Ce n’est pas la seule recrue. En février dernier, Florence de Noray, ex-groupe Vivendi et Brandalley, prenait la direction exécutive finance et stratégie ; Philippe Dessertenne, ancien directeur d’enseignes GMS pour Unilever, la direction nationale des ventes de la division Professionnel du groupe Eugène Perma, qui représente un tiers du chiffre d’affaires. «Je suis allé chercher des talents en dehors du secteur cosmétique afin de mettre en place une structure collaborative et de simplifier tous les process», justifie le PDG, qui tient aussi à internationaliser son groupe.

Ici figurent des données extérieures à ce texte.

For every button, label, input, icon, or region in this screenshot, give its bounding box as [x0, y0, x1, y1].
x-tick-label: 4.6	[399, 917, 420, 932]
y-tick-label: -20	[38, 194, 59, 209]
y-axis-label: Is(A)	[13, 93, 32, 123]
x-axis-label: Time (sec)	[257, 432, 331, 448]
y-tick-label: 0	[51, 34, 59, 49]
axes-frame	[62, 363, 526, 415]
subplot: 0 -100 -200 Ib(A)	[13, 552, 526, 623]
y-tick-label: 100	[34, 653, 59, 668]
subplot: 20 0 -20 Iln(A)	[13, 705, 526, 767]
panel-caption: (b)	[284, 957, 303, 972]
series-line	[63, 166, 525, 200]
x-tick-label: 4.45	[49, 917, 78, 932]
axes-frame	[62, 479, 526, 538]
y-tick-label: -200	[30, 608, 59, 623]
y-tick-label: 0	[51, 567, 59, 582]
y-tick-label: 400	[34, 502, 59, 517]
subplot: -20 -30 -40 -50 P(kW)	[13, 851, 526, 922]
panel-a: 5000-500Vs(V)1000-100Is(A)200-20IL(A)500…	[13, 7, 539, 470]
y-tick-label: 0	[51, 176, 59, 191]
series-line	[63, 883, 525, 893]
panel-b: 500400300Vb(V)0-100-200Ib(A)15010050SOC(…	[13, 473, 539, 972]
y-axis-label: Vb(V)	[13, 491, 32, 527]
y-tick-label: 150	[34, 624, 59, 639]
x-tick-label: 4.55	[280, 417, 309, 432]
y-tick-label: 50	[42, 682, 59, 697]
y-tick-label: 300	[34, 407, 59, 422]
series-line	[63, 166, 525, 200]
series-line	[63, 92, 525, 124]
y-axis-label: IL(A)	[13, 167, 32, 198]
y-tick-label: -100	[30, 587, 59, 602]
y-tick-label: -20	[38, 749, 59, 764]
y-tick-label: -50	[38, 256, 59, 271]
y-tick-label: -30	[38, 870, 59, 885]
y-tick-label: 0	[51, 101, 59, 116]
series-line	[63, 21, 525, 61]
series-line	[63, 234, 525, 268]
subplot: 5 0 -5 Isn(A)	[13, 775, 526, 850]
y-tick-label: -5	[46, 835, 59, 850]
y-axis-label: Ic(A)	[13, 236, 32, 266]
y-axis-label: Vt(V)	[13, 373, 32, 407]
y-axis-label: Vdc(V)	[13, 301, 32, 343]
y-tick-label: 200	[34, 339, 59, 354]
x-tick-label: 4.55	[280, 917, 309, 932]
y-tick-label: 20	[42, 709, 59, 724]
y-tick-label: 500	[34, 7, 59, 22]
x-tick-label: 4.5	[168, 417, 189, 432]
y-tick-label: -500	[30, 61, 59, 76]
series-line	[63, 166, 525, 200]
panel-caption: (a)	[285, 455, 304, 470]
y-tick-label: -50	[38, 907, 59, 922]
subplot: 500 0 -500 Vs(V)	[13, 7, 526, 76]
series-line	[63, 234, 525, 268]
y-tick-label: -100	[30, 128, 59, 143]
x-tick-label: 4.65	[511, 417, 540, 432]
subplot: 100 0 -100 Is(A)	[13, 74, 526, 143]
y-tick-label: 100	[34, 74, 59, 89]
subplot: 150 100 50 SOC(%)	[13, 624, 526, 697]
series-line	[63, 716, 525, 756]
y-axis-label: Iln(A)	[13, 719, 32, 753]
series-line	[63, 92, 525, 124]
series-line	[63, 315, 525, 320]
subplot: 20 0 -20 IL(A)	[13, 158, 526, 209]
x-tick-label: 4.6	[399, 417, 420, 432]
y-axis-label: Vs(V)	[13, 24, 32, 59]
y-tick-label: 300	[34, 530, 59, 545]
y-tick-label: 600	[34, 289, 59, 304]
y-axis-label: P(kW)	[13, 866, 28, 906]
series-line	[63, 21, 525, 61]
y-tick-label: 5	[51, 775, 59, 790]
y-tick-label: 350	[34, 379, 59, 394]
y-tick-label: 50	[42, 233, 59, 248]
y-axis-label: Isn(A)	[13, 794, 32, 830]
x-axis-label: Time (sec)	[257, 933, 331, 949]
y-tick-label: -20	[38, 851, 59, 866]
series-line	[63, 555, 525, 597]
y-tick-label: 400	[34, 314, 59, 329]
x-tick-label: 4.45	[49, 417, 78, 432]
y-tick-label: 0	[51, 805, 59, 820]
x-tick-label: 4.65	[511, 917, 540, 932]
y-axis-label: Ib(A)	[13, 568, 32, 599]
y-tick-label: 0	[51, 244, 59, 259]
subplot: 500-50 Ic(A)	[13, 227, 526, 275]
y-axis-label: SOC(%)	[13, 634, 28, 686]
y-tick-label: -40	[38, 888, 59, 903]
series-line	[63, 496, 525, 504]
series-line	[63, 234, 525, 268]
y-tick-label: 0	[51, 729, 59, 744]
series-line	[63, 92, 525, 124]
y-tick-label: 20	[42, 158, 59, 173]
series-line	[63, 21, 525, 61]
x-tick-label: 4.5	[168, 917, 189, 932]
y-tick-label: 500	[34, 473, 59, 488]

Réalisant 30% de son chiffre d’affaires dans 50 pays, il s’intéresse à l’Asie du Sud-Est et à l’Amérique latine et du Nord, où se trouvent «des pays à la consommation émergente. Nous passerons par des partenariats. Nous garderons les mêmes marques dans des circuits professionnels et mass retail, voire masstige sur certains marchés.» Didier Martin compte bien faire monter l’international à 70% de son activité. Autre objectif, atteindre les 120 millions d’euros en 2020 contre 95 millions aujourd’hui. Alors pourra-t-il confier les rênes de l’entreprise à ses deux filles, Marie-Laure et Cécile, déjà dans la société.

Son parcours

Didier Martin commence sa carrière dans un cabinet d’audit américain pour «se familiariser avec tous les mécanismes d’une entreprise». Puis il entre dans le groupe 3M. En 1984, il est nommé membre du conseil de direction d’Eugène Gallia, entreprise qui fusionnera avec Perma en 1995.